Continuing claims, which lag initial jobless claims by one week, declined 92,000 to 3.615 million, the fewest number of jobless claims filed since October 2008 (see Chart 2).

These numbers are encouraging, while additional improvement will be necessary to confirm that labor market conditions are improving. The number of applicants under the special emergency and extended benefits program (these numbers lag initial jobless claims by two weeks) moved up slightly to 3.53 million from 3.48 million in the week ended October 15. In sum, there were 7.236 million people obtained unemployment insurance during the week ended October 22 (Continuing claims plus those under special programs).

Earlier in the week, another economic report showed that the number of job openings in September were at the highest level in the past three years (see Chart 3). These numbers suggest small but important positive developments in the labor market.

Asha Bangalore — Senior Vice President and Economist

http://www.northerntrust.com

Asha Bangalore is Vice President and Economist at The Northern Trust Company, Chicago. Prior to joining the bank in 1994, she was Consultant to savings and loan institutions and commercial banks at Financial & Economic Strategies Corporation, Chicago.

Copyright © 2011 Asha Bangalore

The opinions expressed herein are those of the author and do not necessarily represent the views of The Northern Trust Company. The Northern Trust Company does not warrant the accuracy or completeness of information contained herein, such information is subject to change and is not intended to influence your investment decisions.
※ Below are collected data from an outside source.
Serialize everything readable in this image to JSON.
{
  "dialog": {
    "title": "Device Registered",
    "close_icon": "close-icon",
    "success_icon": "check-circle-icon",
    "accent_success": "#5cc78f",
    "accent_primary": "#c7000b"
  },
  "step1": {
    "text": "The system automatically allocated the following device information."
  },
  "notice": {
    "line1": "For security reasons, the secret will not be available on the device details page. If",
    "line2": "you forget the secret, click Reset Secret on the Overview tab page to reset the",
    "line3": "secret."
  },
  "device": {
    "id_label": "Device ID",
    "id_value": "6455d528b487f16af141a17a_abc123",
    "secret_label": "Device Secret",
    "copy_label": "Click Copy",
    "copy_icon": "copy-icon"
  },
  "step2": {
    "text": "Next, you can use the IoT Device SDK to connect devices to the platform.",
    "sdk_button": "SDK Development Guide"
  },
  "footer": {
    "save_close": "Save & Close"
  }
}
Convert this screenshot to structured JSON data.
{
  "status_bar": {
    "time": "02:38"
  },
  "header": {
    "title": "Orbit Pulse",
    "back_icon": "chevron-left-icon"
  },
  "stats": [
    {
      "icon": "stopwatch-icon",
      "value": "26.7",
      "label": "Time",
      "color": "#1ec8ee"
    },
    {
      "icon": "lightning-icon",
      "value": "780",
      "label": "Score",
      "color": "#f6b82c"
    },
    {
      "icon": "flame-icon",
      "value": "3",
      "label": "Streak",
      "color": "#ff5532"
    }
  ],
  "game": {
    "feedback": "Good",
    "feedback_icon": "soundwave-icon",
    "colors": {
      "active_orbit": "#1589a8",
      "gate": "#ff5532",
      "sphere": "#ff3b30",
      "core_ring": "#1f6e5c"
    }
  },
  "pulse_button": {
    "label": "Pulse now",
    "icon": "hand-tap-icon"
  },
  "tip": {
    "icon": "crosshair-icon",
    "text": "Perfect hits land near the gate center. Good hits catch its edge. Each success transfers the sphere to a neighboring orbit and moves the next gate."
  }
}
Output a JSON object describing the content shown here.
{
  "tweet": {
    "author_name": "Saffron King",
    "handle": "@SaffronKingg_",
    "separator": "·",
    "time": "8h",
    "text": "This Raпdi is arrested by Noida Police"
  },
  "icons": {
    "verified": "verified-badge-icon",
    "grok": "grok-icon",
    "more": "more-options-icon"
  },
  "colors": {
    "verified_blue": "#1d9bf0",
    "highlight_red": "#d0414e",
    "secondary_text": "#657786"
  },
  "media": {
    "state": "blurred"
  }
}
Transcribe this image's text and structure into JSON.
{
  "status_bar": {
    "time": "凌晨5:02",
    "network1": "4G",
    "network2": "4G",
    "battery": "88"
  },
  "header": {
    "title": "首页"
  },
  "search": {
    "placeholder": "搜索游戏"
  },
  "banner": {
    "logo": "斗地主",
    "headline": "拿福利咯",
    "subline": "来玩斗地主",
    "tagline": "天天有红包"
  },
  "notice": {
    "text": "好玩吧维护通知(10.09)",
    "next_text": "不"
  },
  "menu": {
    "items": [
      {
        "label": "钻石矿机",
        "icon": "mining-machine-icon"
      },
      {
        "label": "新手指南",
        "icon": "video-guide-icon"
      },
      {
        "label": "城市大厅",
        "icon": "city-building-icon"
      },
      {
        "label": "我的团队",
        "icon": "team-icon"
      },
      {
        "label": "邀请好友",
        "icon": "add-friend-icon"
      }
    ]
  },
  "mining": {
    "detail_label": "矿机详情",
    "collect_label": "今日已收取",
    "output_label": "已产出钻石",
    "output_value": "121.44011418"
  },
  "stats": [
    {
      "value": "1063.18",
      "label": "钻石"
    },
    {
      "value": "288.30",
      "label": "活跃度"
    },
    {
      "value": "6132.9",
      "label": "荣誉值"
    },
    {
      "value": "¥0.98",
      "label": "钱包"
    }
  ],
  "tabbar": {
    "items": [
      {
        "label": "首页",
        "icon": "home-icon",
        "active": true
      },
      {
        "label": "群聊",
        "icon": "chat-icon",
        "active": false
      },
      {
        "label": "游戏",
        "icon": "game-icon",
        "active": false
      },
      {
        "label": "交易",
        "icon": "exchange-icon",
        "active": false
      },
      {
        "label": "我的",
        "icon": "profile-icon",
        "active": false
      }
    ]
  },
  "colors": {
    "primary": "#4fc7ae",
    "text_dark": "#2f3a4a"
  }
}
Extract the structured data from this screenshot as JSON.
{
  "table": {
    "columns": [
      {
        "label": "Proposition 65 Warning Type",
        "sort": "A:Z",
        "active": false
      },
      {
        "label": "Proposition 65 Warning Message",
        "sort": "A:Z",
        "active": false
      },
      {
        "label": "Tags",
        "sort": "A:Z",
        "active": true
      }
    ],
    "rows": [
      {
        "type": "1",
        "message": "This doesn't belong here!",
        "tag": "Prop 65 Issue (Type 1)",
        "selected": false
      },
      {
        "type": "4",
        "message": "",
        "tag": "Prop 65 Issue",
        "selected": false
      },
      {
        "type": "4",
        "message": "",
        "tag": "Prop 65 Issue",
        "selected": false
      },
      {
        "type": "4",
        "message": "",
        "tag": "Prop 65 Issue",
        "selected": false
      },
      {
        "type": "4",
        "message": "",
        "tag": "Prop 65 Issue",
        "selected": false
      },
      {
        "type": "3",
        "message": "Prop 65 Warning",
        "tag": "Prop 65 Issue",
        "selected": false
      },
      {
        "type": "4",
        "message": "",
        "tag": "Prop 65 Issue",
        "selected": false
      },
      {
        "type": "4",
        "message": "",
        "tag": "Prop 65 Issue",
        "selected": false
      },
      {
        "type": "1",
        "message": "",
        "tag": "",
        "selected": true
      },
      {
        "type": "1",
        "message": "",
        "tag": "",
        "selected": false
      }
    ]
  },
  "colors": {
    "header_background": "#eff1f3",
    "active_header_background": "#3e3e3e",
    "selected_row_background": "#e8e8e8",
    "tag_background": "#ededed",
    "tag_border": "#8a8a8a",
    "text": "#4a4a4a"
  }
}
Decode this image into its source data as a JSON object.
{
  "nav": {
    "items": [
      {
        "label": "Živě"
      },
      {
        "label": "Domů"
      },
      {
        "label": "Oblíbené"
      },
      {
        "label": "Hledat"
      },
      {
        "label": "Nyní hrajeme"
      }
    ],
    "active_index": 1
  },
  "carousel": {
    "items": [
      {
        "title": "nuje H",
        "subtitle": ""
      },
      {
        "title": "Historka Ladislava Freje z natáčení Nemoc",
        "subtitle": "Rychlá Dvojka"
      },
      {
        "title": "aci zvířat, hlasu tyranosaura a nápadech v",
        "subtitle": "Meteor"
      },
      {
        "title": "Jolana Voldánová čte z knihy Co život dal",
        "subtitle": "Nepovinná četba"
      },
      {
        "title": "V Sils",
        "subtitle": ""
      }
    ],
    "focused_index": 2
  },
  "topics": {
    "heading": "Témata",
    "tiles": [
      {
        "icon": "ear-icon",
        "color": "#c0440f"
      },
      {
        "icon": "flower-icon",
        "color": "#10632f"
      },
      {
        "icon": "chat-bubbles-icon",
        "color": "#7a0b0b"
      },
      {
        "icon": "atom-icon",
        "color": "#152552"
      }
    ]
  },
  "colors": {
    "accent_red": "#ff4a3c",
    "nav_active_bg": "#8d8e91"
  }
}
© 2005-2019 http://www.MarketOracle.co.uk - The Market Oracle is a FREE Daily Financial Markets Analysis & Forecasting online publication.


Comments

George
11 Nov 11, 20:13
forgetting the U-6 again ??

As an economist, I must comment that you are being neglectful of the "entire" picture of unemployment in the US. You fail to point out that the main reason the unemployment rate has seen sopme small percentage drops is that the government reported number is no longer capturing people who are being dropped from the rolls of benefits - those people who have collected 99 weeks of unemployment but who have failed to find new jobs and are thus dropped from the reporting on a month to month basis. In order to capture the best image of unemployment, look at the U-6 number, which captures all unemployed, those who are employed part time but still seek or require full time work to earn their living plus all "discouraged workers" - people not employed and no longer counted due to expiration of their unemlpoyment benefits. The U-6 has remained stubbornly high, easily over 17% and this is where the real picture of unemployment should be examined by any media source that wants to report on the labor market in the US.

Ignorance of the u-6 allows any analyst to paint a rosier picture than what reality is - which is that many jobs which are now done overseas, simply will not be coming back the US. People who are dropped from the unemployment rolls for expiration and who have not found a job do still need to be counted as unemployed from month to month.

Government reporting is just as soft when it comes to the inflation rate, which excludes "volatile" food and energy prices, when in most cases this is where ALL of the inflation occurs.